Although a concentric series of barriers buffer the baby from the outside world, studies confirm that voices do reach the womb, particularly the mother’s voice because it is transmitted through her own body.   Sounds have an amazing impact upon fetal heart rate by 15 weeks.  Ultra Sonographs have recorded detailed erections as early as 16 weeks often in conjunction with finger sucking.  Babies have been known  to react to amniocentesis around age 16 weeks by shrinking away from the needle, or if a needle nicks them, they may turn and attack it. Researchers have discovered that babies dream as early as 17 weeks when rapid eye movement is first observed.

In 1981 a Senate Judiciary Subcommittee held hearings on when life began.  Dr. Hymie Gordon, Chairman of the Department of Genetics at the Mayo clinic testified that “by all the criteria of modern molecular biology, life is present at the moment of conception.” Dr. McCarthy de Mere, law professor at the University of Tennessee testified that “the exact moment of the beginning of personhood and of human body is at the moment of conception.”  

Dr. Jerome Lejeune, the Father of Modern Genetics testified that life begins at conception before the Louisiana Legislature’s House Committee on the Administration of Criminal Justice, in 1990.  “At no time is the human being a blob of protoplasm. . .You were, and are, a human being. . .each being is unique from the moment of conception.” Dr. Lejeune has also stated “To accept the fact that after fertilization has taken place a new human has come into being is no longer a matter of taste or opinion. . .it is plain experimental evidence.”

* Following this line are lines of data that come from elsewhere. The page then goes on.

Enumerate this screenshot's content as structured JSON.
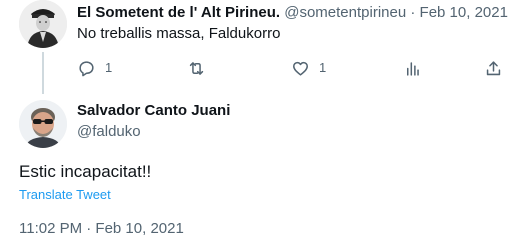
{
  "parent_tweet": {
    "display_name": "El Sometent de l' Alt Pirineu.",
    "handle": "@sometentpirineu",
    "separator": "·",
    "date": "Feb 10, 2021",
    "text": "No treballis massa, Faldukorro",
    "actions": {
      "reply_icon": "reply-icon",
      "reply_count": "1",
      "retweet_icon": "retweet-icon",
      "retweet_count": "",
      "like_icon": "heart-icon",
      "like_count": "1",
      "views_icon": "analytics-icon",
      "share_icon": "share-icon"
    }
  },
  "main_tweet": {
    "display_name": "Salvador Canto Juani",
    "handle": "@falduko",
    "text": "Estic incapacitat!!",
    "translate_label": "Translate Tweet",
    "timestamp": "11:02 PM · Feb 10, 2021"
  },
  "colors": {
    "primary_text": "#0f1419",
    "secondary_text": "#536471",
    "link": "#1d9bf0",
    "thread_line": "#cfd9de"
  }
}
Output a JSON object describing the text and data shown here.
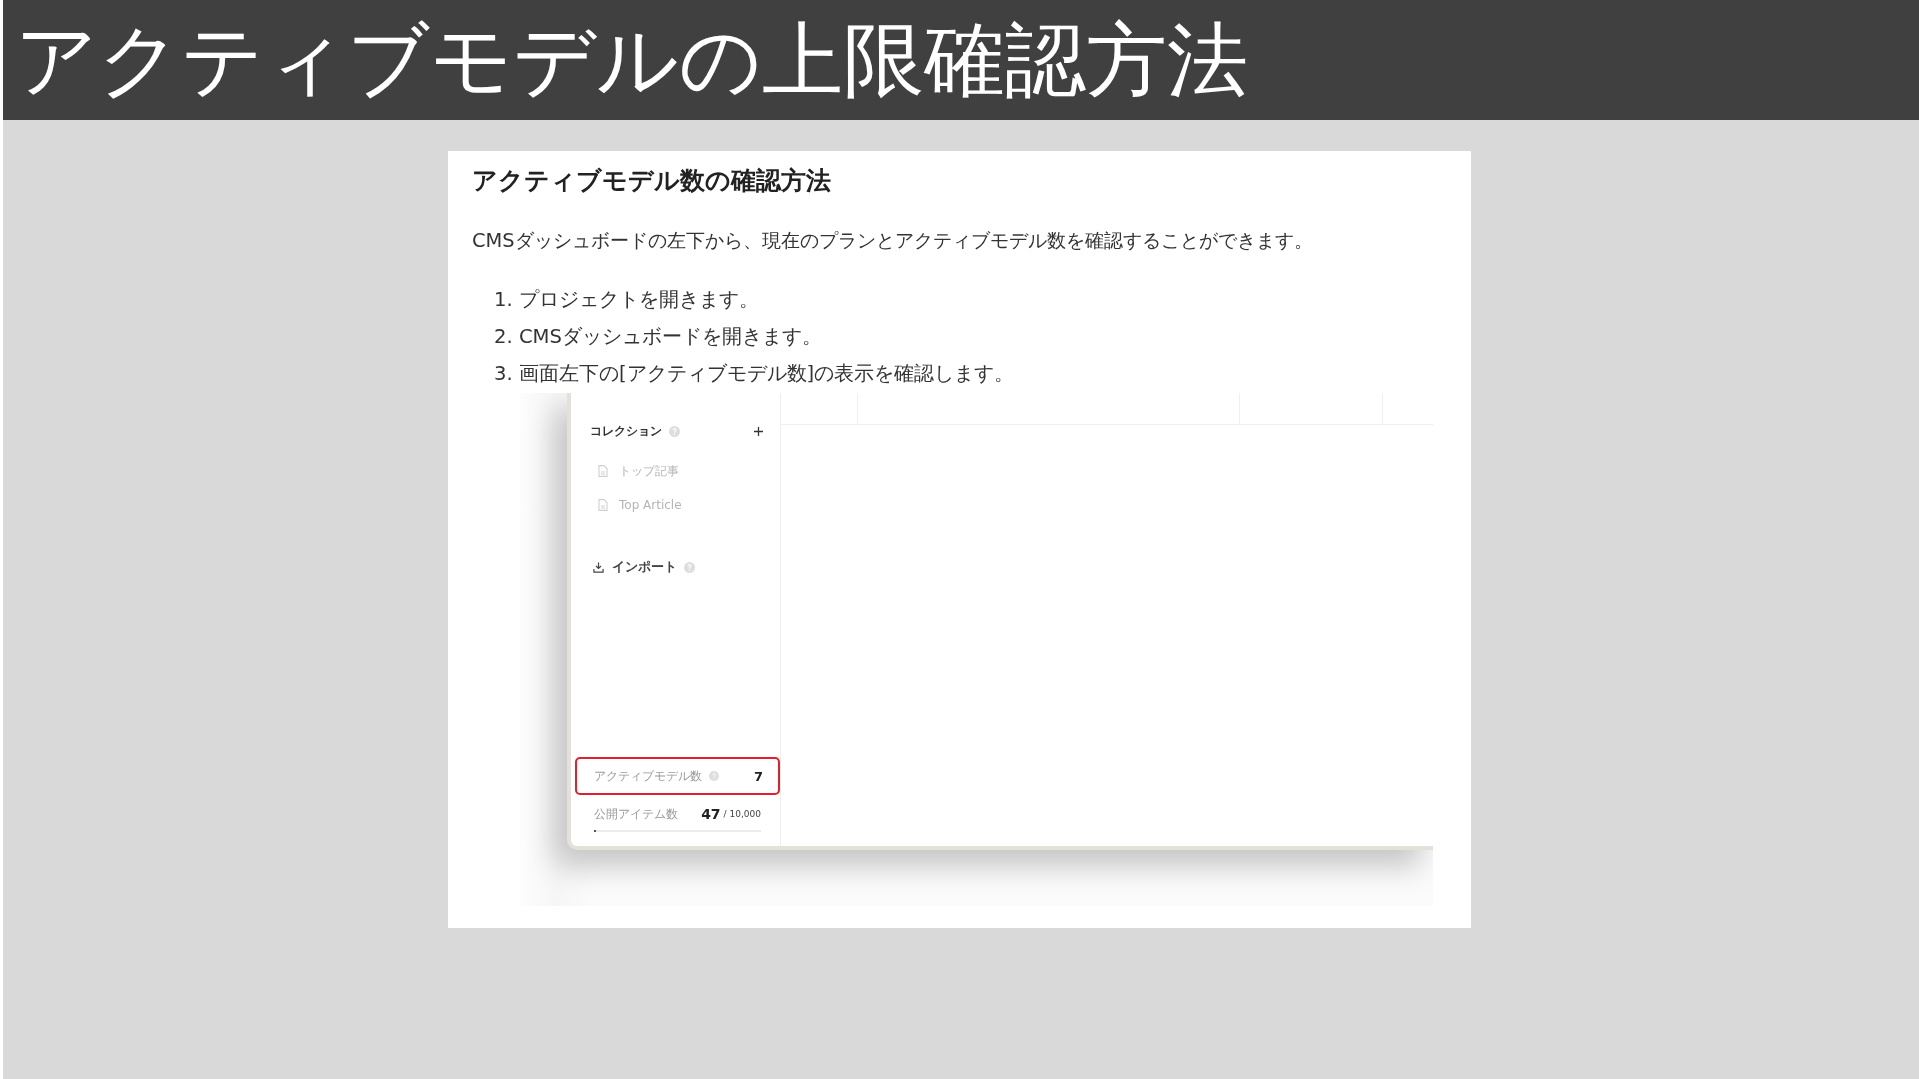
{
  "slide": {
    "title": "アクティブモデルの上限確認方法"
  },
  "card": {
    "heading": "アクティブモデル数の確認方法",
    "intro": "CMSダッシュボードの左下から、現在のプランとアクティブモデル数を確認することができます。",
    "steps": [
      "1. プロジェクトを開きます。",
      "2. CMSダッシュボードを開きます。",
      "3. 画面左下の[アクティブモデル数]の表示を確認します。"
    ]
  },
  "screenshot": {
    "sidebar": {
      "collections": {
        "label": "コレクション",
        "items": [
          "トップ記事",
          "Top Article"
        ]
      },
      "import": {
        "label": "インポート"
      },
      "stats": [
        {
          "kind": "count",
          "label": "アクティブモデル数",
          "value": "7",
          "highlighted": true
        },
        {
          "kind": "quota",
          "label": "公開アイテム数",
          "value": "47",
          "limit": "/ 10,000",
          "level": 0.005,
          "highlighted": false
        }
      ]
    }
  }
}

Dr. Albert Liley, the Father of Fetology  relates that “biologically, at no stage of development can we subscribe to the view that the unborn child is a mere appendage of the mother.  Genetically, the mother and baby are separate individuals from conception.”    

Do we listen to Mother Teresa who said if we accept that a mother can kill even her own child, how can we tell other people to not kill each other. . .” Or do we take the advice of Margaret Sanger who said “the most merciful thing that a family does to one of its infant members is to kill it.”

Evolution has developed a low view of mankind so it should come as no surprise that man killed more of his own during the 20th century than in all centuries combined.  Only in the resurgence of modern paganism do we find abortion clinics. 

The morality of a society can be judged by the view it holds of human life.  When human life is cheapened, we all lose.